From 3367ea7f2602189d7620aac4ec34be3c098627c1 Mon Sep 17 00:00:00 2001
From: Douglass Cutting <cutting@apache.org>
Date: Wed, 12 Jul 2006 08:16:37 +0000
Subject: [PATCH] Patch a bug introduced by Hadoop 0.4.0, which requires
 specified input directories to exist.

git-svn-id: https://svn.apache.org/repos/asf/lucene/nutch/trunk@421185 13f79535-47bb-0310-9956-ffa450edef68
---
 src/java/org/apache/nutch/crawl/CrawlDb.java | 9 +++++++--
 1 file changed, 7 insertions(+), 2 deletions(-)

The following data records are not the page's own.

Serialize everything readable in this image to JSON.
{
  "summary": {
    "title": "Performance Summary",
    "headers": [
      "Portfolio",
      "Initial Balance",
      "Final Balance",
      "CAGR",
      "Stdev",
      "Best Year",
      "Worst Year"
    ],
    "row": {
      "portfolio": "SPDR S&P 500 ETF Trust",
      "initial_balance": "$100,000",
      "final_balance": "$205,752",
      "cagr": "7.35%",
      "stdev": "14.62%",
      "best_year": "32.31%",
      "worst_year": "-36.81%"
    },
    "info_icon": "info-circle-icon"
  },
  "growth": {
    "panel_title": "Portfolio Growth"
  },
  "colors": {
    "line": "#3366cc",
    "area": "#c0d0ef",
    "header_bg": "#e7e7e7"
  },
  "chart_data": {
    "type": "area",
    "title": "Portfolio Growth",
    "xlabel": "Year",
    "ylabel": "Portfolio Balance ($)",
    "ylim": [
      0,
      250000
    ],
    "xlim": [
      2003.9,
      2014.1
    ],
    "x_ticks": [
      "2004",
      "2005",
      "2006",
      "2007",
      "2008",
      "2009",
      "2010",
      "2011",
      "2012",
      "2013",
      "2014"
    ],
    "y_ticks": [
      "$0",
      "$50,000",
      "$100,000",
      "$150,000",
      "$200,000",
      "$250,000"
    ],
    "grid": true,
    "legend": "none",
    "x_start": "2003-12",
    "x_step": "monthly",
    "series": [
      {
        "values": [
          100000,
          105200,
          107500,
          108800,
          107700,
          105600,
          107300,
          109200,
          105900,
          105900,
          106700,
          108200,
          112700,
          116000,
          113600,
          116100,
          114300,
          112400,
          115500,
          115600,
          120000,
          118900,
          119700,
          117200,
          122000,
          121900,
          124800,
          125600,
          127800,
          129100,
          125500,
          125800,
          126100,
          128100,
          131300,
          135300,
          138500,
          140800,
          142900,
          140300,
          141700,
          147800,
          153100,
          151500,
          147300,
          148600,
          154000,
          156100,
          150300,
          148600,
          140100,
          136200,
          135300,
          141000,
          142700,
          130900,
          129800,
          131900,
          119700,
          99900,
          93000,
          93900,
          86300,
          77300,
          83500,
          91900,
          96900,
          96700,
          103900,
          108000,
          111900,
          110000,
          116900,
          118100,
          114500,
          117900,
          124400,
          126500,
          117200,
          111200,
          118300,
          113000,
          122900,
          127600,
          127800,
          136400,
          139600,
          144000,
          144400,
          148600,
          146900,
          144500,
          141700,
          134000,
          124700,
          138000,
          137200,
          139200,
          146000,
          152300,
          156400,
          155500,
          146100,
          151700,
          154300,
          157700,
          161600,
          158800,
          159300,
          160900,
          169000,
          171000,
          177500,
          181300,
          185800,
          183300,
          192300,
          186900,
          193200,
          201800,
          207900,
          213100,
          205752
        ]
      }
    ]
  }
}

diff --git a/src/java/org/apache/nutch/crawl/CrawlDb.java b/src/java/org/apache/nutch/crawl/CrawlDb.java
index 7042274259..20482f1a62 100644
--- a/src/java/org/apache/nutch/crawl/CrawlDb.java
+++ b/src/java/org/apache/nutch/crawl/CrawlDb.java
@@ -65,7 +65,8 @@ public void update(Path crawlDb, Path segment) throws IOException {
     if (LOG.isInfoEnabled()) { LOG.info("CrawlDb update: done"); }
   }
 
-  public static JobConf createJob(Configuration config, Path crawlDb) {
+  public static JobConf createJob(Configuration config, Path crawlDb)
+    throws IOException {
     Path newCrawlDb =
       new Path(crawlDb,
                Integer.toString(new Random().nextInt(Integer.MAX_VALUE)));
@@ -73,7 +74,11 @@ public static JobConf createJob(Configuration config, Path crawlDb) {
     JobConf job = new NutchJob(config);
     job.setJobName("crawldb " + crawlDb);
 
-    job.addInputPath(new Path(crawlDb, CrawlDatum.DB_DIR_NAME));
+
+    Path current = new Path(crawlDb, CrawlDatum.DB_DIR_NAME);
+    if (FileSystem.get(job).exists(current)) {
+      job.addInputPath(current);
+    }
     job.setInputFormat(SequenceFileInputFormat.class);
     job.setInputKeyClass(UTF8.class);
     job.setInputValueClass(CrawlDatum.class);